All city school students will get a free lunch beginning this fall if the district’s application for a new program is approved.

The Community Eligibility Option provides free reimbursement to districts for all students if the district includes 62.5 percent students who are directly certified as eligible through food stamps. In the city school district, 76 percent of students are directly certified while 93 percent of students qualify for free and reduced lunches under federal guidelines.

“That should increase revenue when it comes to the food-service fund,” said Superintendent Connie Hathorn. “The food-service fund always operates in the black, but it’s great that we have a program like this. Now we can feed all of the kids.”

Donna Smaldino, food- services director for the school district, said $15,000 is a conservative estimate of the additional money the district expects to receive in reimbursement through the program. That’s if participation remains the same. If student participation in the lunch program increases, the reimbursement will increase, too.

The district serves 4,200 lunches per day.

Smaldino stressed that the district can only get reimbursed for meals that are served.

“Just because they [students] qualify, doesn’t mean we get reimbursed,” she said. “We actually have to serve a meal to a child to get reimbursement.”

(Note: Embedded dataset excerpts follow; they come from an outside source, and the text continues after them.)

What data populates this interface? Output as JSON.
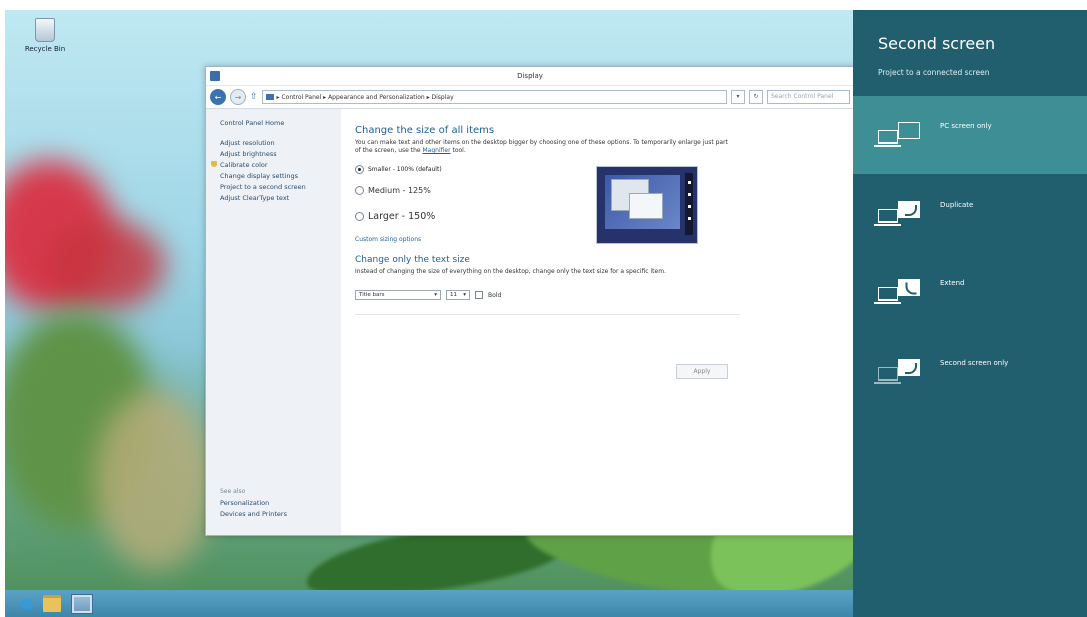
{
  "desktop": {
    "recycle_bin_label": "Recycle Bin"
  },
  "window": {
    "title": "Display",
    "address": "▸ Control Panel ▸ Appearance and Personalization ▸ Display",
    "search_placeholder": "Search Control Panel"
  },
  "sidebar": {
    "home": "Control Panel Home",
    "items": [
      "Adjust resolution",
      "Adjust brightness",
      "Calibrate color",
      "Change display settings",
      "Project to a second screen",
      "Adjust ClearType text"
    ],
    "see_also_heading": "See also",
    "see_also": [
      "Personalization",
      "Devices and Printers"
    ]
  },
  "main": {
    "heading": "Change the size of all items",
    "description_before": "You can make text and other items on the desktop bigger by choosing one of these options. To temporarily enlarge just part of the screen, use the ",
    "description_link": "Magnifier",
    "description_after": " tool.",
    "options": [
      {
        "label": "Smaller - 100% (default)",
        "selected": true
      },
      {
        "label": "Medium - 125%",
        "selected": false
      },
      {
        "label": "Larger - 150%",
        "selected": false
      }
    ],
    "custom_link": "Custom sizing options",
    "heading2": "Change only the text size",
    "description2": "Instead of changing the size of everything on the desktop, change only the text size for a specific item.",
    "item_select": "Title bars",
    "size_select": "11",
    "bold_label": "Bold",
    "apply_label": "Apply"
  },
  "charm": {
    "title": "Second screen",
    "subtitle": "Project to a connected screen",
    "options": [
      {
        "label": "PC screen only",
        "selected": true
      },
      {
        "label": "Duplicate",
        "selected": false
      },
      {
        "label": "Extend",
        "selected": false
      },
      {
        "label": "Second screen only",
        "selected": false
      }
    ]
  },
  "icons": {
    "taskbar": [
      "internet-explorer-icon",
      "file-explorer-icon",
      "control-panel-icon"
    ]
  },
  "colors": {
    "charm_bg": "#215e6e",
    "charm_selected": "#3e8e96",
    "link": "#1e5d96"
  }
}
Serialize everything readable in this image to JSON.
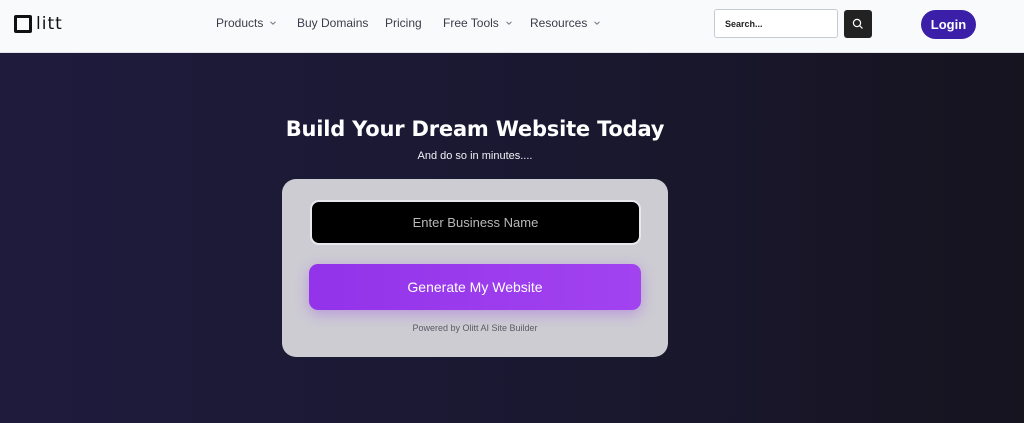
{
  "header": {
    "logo_text": "litt",
    "nav": [
      {
        "label": "Products",
        "has_dropdown": true
      },
      {
        "label": "Buy Domains",
        "has_dropdown": false
      },
      {
        "label": "Pricing",
        "has_dropdown": false
      },
      {
        "label": "Free Tools",
        "has_dropdown": true
      },
      {
        "label": "Resources",
        "has_dropdown": true
      }
    ],
    "search": {
      "placeholder": "Search...",
      "value": ""
    },
    "login_label": "Login"
  },
  "hero": {
    "title": "Build Your Dream Website Today",
    "subtitle": "And do so in minutes....",
    "business_input": {
      "placeholder": "Enter Business Name",
      "value": ""
    },
    "generate_label": "Generate My Website",
    "powered_by": "Powered by Olitt AI Site Builder"
  },
  "colors": {
    "login_bg": "#3b1fa8",
    "generate_bg": "#9333ea",
    "hero_bg": "#1b1930",
    "card_bg": "#cdccd3"
  }
}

Though the Ohio Department of Education hasn’t notified the district that its application has been approved, Patrick Gallaway, an ODE spokesman, said in an email that his understanding is if a district meets the program criteria, it qualifies.

The program will operate for four years.

Ohio was selected for the initiative by the U.S. Department of Agriculture. The District of Columbia, New York and West Virginia also were chosen to participate and Illinois, Kentucky and Michigan were the first states selected to participate last school year.

It’s designed to reduce administrative costs and paperwork and to make it easier for children in low-income areas to receive free meals, according to a news release from ODE.

The Community Eligibility Option was one of the elements of the Healthy, Hunger-Free Kids Act of 2010.